Defeat meant Limerick, hailed for their performances and promise up to then, missed out on the Munster final. Condon was suspended for their preliminary quarter-final against Carlow and the quarter-final against Kilkenny. When Limerick made a defensive substitution for the All-Ireland semi-final classic against Cork that went to extra time, they chose Seamus Hickey to replace Diarmaid Byrnes.

In the final there were two changes in the full-back line due to injury. What chances of that happening for a start? After 50 minutes Mike Casey was replaced by Richie McCarthy. Twenty minutes in an All-Ireland final, plus additional time, is a long shift.

By the time Richie English had to make way when he suffered a hamstring injury there were two minutes of additional time almost played. The selectors had options. Hickey had the semi-final appearance in his favour and an appealing versatility. But they opted for Condon.

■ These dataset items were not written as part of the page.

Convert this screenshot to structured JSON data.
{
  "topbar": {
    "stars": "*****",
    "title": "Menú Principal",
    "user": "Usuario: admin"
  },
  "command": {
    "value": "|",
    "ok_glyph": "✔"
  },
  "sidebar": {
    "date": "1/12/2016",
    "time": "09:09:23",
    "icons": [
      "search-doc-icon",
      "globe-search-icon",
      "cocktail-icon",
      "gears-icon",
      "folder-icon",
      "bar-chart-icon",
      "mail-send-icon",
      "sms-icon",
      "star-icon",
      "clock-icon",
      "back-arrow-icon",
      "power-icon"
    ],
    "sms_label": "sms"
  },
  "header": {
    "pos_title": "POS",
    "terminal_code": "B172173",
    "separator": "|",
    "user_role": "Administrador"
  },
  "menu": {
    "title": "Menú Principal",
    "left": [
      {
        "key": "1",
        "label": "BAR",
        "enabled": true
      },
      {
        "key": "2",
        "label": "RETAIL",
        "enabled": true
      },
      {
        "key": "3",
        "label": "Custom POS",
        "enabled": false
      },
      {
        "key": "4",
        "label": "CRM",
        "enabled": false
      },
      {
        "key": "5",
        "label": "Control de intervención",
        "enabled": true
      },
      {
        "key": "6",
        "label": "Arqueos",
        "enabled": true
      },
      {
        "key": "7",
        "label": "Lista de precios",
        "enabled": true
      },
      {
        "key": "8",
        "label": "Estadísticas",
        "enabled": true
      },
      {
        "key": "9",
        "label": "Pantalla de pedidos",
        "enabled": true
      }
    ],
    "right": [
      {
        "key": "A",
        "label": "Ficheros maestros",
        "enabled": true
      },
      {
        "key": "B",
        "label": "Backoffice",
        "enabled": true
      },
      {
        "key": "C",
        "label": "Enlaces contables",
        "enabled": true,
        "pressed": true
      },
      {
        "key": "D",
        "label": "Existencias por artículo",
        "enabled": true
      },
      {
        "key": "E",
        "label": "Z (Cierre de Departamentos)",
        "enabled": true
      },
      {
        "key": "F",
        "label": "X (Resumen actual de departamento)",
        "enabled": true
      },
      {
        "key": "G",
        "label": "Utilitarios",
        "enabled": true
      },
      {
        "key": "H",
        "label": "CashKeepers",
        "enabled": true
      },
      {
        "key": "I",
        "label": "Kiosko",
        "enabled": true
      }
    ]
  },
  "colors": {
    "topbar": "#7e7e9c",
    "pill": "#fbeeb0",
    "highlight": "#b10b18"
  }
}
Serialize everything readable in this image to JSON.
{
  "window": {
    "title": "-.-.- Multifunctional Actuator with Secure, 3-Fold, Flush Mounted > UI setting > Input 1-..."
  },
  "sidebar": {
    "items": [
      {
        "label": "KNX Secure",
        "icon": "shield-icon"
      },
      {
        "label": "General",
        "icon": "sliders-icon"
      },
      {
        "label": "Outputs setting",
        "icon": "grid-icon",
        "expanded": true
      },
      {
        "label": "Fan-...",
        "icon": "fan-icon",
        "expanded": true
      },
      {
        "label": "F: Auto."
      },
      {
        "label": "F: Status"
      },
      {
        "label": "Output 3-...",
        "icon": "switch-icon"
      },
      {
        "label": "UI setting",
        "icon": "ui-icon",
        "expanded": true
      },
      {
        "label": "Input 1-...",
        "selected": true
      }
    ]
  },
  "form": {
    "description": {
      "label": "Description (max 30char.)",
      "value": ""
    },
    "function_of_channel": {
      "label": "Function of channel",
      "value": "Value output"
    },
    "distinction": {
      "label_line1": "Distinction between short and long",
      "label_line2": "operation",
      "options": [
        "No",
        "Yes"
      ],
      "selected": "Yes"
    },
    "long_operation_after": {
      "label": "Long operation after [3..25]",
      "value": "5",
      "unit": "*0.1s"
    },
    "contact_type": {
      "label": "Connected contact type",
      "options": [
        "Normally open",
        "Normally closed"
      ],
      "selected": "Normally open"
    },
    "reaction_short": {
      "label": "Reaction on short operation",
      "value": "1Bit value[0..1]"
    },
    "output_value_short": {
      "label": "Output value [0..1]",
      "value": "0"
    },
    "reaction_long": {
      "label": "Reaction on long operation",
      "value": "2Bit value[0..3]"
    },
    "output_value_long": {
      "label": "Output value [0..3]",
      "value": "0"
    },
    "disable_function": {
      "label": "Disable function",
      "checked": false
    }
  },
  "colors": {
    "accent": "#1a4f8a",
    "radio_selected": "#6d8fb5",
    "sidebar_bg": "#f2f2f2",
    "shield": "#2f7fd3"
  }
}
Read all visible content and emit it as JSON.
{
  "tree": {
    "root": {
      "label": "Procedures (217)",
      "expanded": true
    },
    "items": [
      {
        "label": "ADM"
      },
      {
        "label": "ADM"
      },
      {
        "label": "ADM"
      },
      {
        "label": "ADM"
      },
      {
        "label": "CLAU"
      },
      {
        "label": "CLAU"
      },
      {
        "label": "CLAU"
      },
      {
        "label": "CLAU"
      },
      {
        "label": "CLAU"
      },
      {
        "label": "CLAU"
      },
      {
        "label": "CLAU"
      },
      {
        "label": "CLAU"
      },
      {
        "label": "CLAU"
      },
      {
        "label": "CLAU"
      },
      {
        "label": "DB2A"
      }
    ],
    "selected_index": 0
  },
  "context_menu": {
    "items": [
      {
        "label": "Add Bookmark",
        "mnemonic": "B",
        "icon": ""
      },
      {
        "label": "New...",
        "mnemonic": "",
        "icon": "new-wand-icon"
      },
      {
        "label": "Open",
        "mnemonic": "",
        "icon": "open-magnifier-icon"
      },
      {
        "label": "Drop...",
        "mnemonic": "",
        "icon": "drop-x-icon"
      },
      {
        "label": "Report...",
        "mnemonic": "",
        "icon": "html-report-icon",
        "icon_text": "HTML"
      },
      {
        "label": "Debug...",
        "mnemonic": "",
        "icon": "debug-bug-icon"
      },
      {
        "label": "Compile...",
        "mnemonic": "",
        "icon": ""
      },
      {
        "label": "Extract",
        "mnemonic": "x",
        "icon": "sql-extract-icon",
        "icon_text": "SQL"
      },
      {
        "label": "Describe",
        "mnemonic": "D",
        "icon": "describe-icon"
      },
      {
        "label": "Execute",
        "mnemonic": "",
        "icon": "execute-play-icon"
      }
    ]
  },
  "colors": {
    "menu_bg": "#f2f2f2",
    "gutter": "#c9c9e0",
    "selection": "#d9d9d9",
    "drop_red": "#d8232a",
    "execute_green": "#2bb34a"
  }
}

He had less than six minutes, and in that time Limerick's stout lead disintegrated. Galway had a terrifying momentum and when Canning's free sailed through the air everything was held in momentary suspense. Had it the distance? Had it the accuracy?

When the ball dropped there were eight Limerick players in the square and four from Galway converging. The likelihood of a clean possession in that company was remote, if not as remote as Tom Condon playing for Limerick in 2018 after Ennis. But sport's eternal appeal lies in those tales of the unexpected. When the ball broke loose it was almost impossible to see in real time where it had ended up. For a moment it was back in the air, open for bidding. Then you saw a player in a white helmet breaking free, ball and destiny in his hand. And for Tom, all the heartbreak and sacrifice since 2009 were worth it for that moment alone.